More creativity in post-production
In the throng of the film set, camera operators have to determine the camera angle, the aperture, and depth of field of the camera. In the future, they will be able to change these parameters, even in post-production thanks to a new camera technology.
And – Action! The set resembles an ant hill. Actors, actresses, extras, cameras – and in between all of this, the director is calling out his instructions. The camera operator has to make sure of the correct settings, pay attention to the flow of the scene, and instruct the camera assistants. Which camera angle should be assigned to which camera? Which part of the image should be sharp, and which should retreat, diffuse and out of focus? Because once the recordings are “in the can”, as they say in the movie biz, these parameters can no longer be corrected. At least, not until now.
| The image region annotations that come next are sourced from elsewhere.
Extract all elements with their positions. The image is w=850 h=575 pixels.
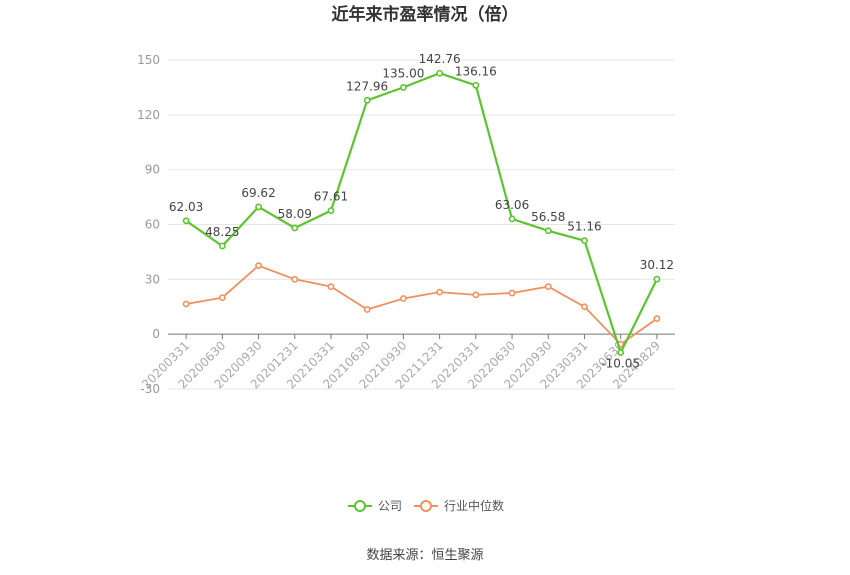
data-point (327, 283, 335, 291)
grid-lines (168, 59, 675, 390)
data-point (399, 295, 407, 302)
data-point (581, 303, 588, 311)
data-point (472, 81, 480, 89)
data-point (291, 224, 299, 232)
data-label: 142.76 (419, 52, 461, 66)
legend-label[interactable]: 公司 (378, 499, 402, 513)
data-point (581, 237, 588, 245)
y-tick-label: 60 (145, 218, 160, 232)
y-tick-label: 150 (137, 53, 160, 67)
legend-swatch-marker (420, 500, 432, 512)
data-point (218, 242, 226, 250)
data-label: 135.00 (382, 66, 424, 80)
series-line-0 (185, 72, 658, 356)
data-point (327, 207, 335, 214)
chart-title: 近年来市盈率情况（倍） (332, 4, 519, 25)
y-tick-label: 0 (152, 327, 160, 341)
x-axis: 2020033120200630202009302020123120210331… (139, 333, 675, 391)
data-point (218, 294, 226, 302)
data-label: 51.16 (567, 220, 601, 234)
data-point (544, 227, 552, 235)
y-tick-label: 30 (145, 272, 160, 286)
data-point (255, 203, 262, 211)
series-group (182, 69, 661, 356)
source-note: 数据来源：恒生聚源 (366, 548, 483, 563)
legend-swatch-marker (354, 500, 366, 512)
data-point (182, 217, 190, 225)
data-point (291, 275, 299, 283)
data-label: 62.03 (169, 200, 203, 214)
data-point (617, 349, 625, 356)
data-label: 30.12 (640, 258, 674, 272)
data-point (399, 84, 407, 91)
data-point (363, 306, 371, 313)
data-label: 58.09 (278, 207, 312, 221)
data-point (653, 275, 661, 283)
data-point (472, 291, 480, 299)
data-label: 48.25 (205, 225, 239, 239)
data-point (508, 289, 516, 297)
data-point (544, 283, 552, 291)
legend-label[interactable]: 行业中位数 (444, 498, 504, 513)
y-tick-label: -30 (140, 382, 160, 396)
data-point (653, 315, 661, 323)
data-label: 67.61 (314, 190, 348, 204)
data-label: 127.96 (346, 79, 388, 93)
data-point (508, 215, 516, 223)
data-label: 63.06 (495, 198, 529, 212)
data-point (182, 300, 190, 308)
data-point (363, 96, 371, 104)
data-label: -10.05 (601, 357, 640, 371)
data-point (436, 69, 444, 77)
data-point (255, 262, 262, 270)
legend[interactable]: 公司 行业中位数 (348, 498, 504, 513)
data-label: 136.16 (455, 64, 497, 78)
y-axis: 150 120 90 60 30 0 -30 (137, 53, 160, 396)
data-label: 56.58 (531, 210, 565, 224)
y-tick-label: 120 (137, 108, 160, 122)
data-label: 69.62 (241, 186, 275, 200)
data-point (436, 288, 444, 296)
y-tick-label: 90 (145, 163, 160, 177)
series-line-1 (185, 264, 658, 346)
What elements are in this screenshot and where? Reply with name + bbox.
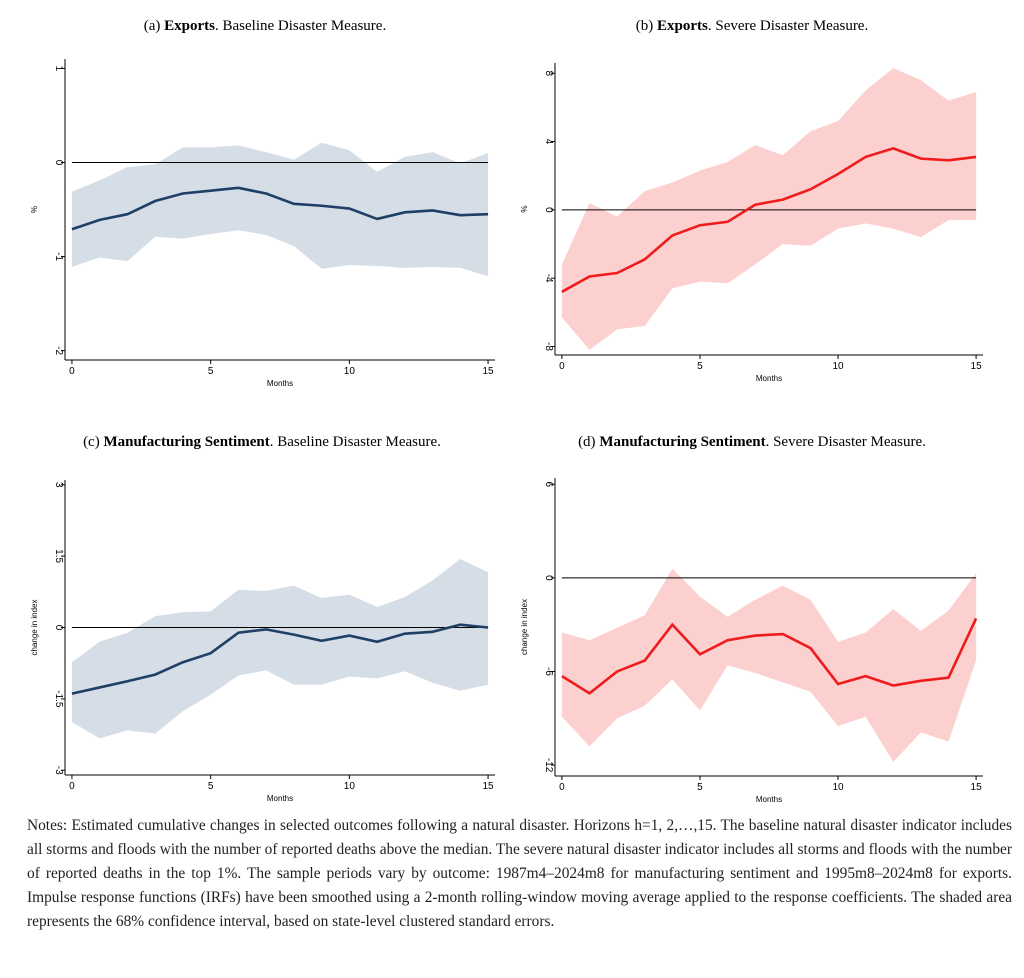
panel-title: (d) Manufacturing Sentiment. Severe Disa…: [578, 434, 926, 450]
irf-line: [561, 617, 978, 695]
panel-subject: Manufacturing Sentiment: [599, 434, 765, 450]
x-axis-label: Months: [267, 794, 293, 803]
y-axis-label: %: [520, 205, 529, 212]
x-tick-label: 5: [208, 366, 214, 377]
confidence-band: [71, 142, 489, 277]
y-tick-label: 0: [543, 207, 554, 213]
x-tick-label: 5: [208, 781, 214, 792]
panel-measure: . Severe Disaster Measure.: [766, 434, 926, 450]
y-tick-label: 4: [543, 139, 554, 145]
y-axis-label: change in index: [30, 599, 39, 655]
panel-label: (a): [144, 18, 161, 34]
y-tick-label: 1: [53, 66, 64, 72]
y-tick-label: 6: [543, 481, 554, 487]
x-tick-label: 0: [559, 361, 565, 372]
y-tick-label: -1.5: [53, 690, 64, 708]
panel-measure: . Severe Disaster Measure.: [708, 18, 868, 34]
y-axis-label: change in index: [520, 599, 529, 655]
x-tick-label: 5: [697, 782, 703, 793]
confidence-band: [561, 68, 977, 350]
irf-line: [561, 147, 977, 293]
y-tick-label: -3: [53, 766, 64, 775]
panel-title: (a) Exports. Baseline Disaster Measure.: [144, 18, 386, 34]
x-tick-label: 0: [69, 781, 75, 792]
panel-title: (c) Manufacturing Sentiment. Baseline Di…: [83, 434, 441, 450]
x-tick-label: 15: [483, 781, 495, 792]
panel-measure: . Baseline Disaster Measure.: [215, 18, 386, 34]
panel-label: (c): [83, 434, 100, 450]
x-tick-label: 0: [559, 782, 565, 793]
panel-label: (b): [636, 18, 654, 34]
panel-measure: . Baseline Disaster Measure.: [270, 434, 441, 450]
x-tick-label: 10: [344, 781, 356, 792]
y-axis-label: %: [30, 206, 39, 213]
x-tick-label: 15: [483, 366, 495, 377]
y-tick-label: -8: [543, 342, 554, 351]
y-tick-label: 0: [543, 575, 554, 581]
confidence-band: [71, 558, 489, 739]
x-tick-label: 5: [697, 361, 703, 372]
y-tick-label: 0: [53, 160, 64, 166]
x-tick-label: 15: [971, 361, 983, 372]
irf-line: [71, 623, 489, 695]
x-tick-label: 0: [69, 366, 75, 377]
y-tick-label: -2: [53, 346, 64, 355]
y-tick-label: -6: [543, 667, 554, 676]
y-tick-label: 8: [543, 70, 554, 76]
y-tick-label: -1: [53, 252, 64, 261]
x-tick-label: 10: [832, 361, 844, 372]
irf-line: [71, 186, 489, 231]
panel-subject: Manufacturing Sentiment: [103, 434, 269, 450]
y-tick-label: 3: [53, 482, 64, 488]
x-axis-label: Months: [756, 795, 782, 804]
y-tick-label: 1.5: [53, 549, 64, 563]
confidence-band: [561, 568, 977, 762]
figure: (a) Exports. Baseline Disaster Measure.-…: [30, 18, 983, 804]
x-tick-label: 10: [832, 782, 844, 793]
x-axis-label: Months: [756, 374, 782, 383]
panel-subject: Exports: [164, 18, 215, 34]
panel-subject: Exports: [657, 18, 708, 34]
panel-title: (b) Exports. Severe Disaster Measure.: [636, 18, 868, 34]
y-tick-label: -12: [543, 758, 554, 773]
y-tick-label: -4: [543, 274, 554, 283]
x-axis-label: Months: [267, 379, 293, 388]
notes: Notes: Estimated cumulative changes in s…: [27, 817, 1012, 930]
x-tick-label: 10: [344, 366, 356, 377]
panel-label: (d): [578, 434, 596, 450]
x-tick-label: 15: [971, 782, 983, 793]
y-tick-label: 0: [53, 625, 64, 631]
An algorithm combined with a new type of camera array – i.e. an arrangement of several cameras – should enable these changes to be made retroactively in the future – and thereby allow for more creativity in post-production. Filmmakers can then still decide afterwards which area of the scene should be portrayed sharply. Or move around within a scene – virtually – like in the film Matrix. The actor is frozen in the scene, hanging motionless in the air, while the camera moves around, capturing the scene from all sides.
Many perspectives instead of just one
Researchers at the Fraunhofer Institute for Integrated Circuits IIS in Erlangen, Germany, have developed a camera array that makes this feasible and will be exhibiting it at this year’s International Broadcasting Convention (IBC) in Amsterdam. “The array consists of 16 cameras in total, arranged in four rows and columns”, explains Frederik Zilly, Group Manager at IIS. Instead of having just one single camera as usual, which records the scene from just one position, the 16 cameras collect the light rays at various points in the plane over which the cameras are distributed. The researchers speak of having captured part of the light field from the scene, instead of only one specialized perspective. Although the array consists of 16 cameras, its cross section is only 30 cm by 30 cm (12” x 12”). So it can be conveniently and easily employed on the set and in the studio.
But how does that work, being able to edit the recording so much better retroactively? “The software estimates a depth value for every pixel recorded by the cameras. It therefore determines how far from the camera array the object portrayed is located. Intermediate images can be calculated in post-production from this depth information, so that we have virtual data not from just four columns and four rows of cameras, but from 100 x 100 cameras instead. As the camera operator films the subject, each of the outer cameras is able to look a little bit behind the subject – they have a different angle of view than the cameras located in the middle of the array. After the recording is made, the filmmakers are able to virtually drive around a person or an object, and to change the camera angles and depth of field.
The researchers have already developed the software for processing the recording from the camera array. The graphical user interface is also ready for recording on set. The researchers are still working on the user interface for the post-editing at present; they should be finished in about six months. The scientists are planning then to produce a stop-motion film that is particularly suited as a test run of the software. “Later, we would like to use it as a demo film,” discloses Zilly. “Then we can show interested parties the kind of possibilities and opportunities offered by employing a camera array.”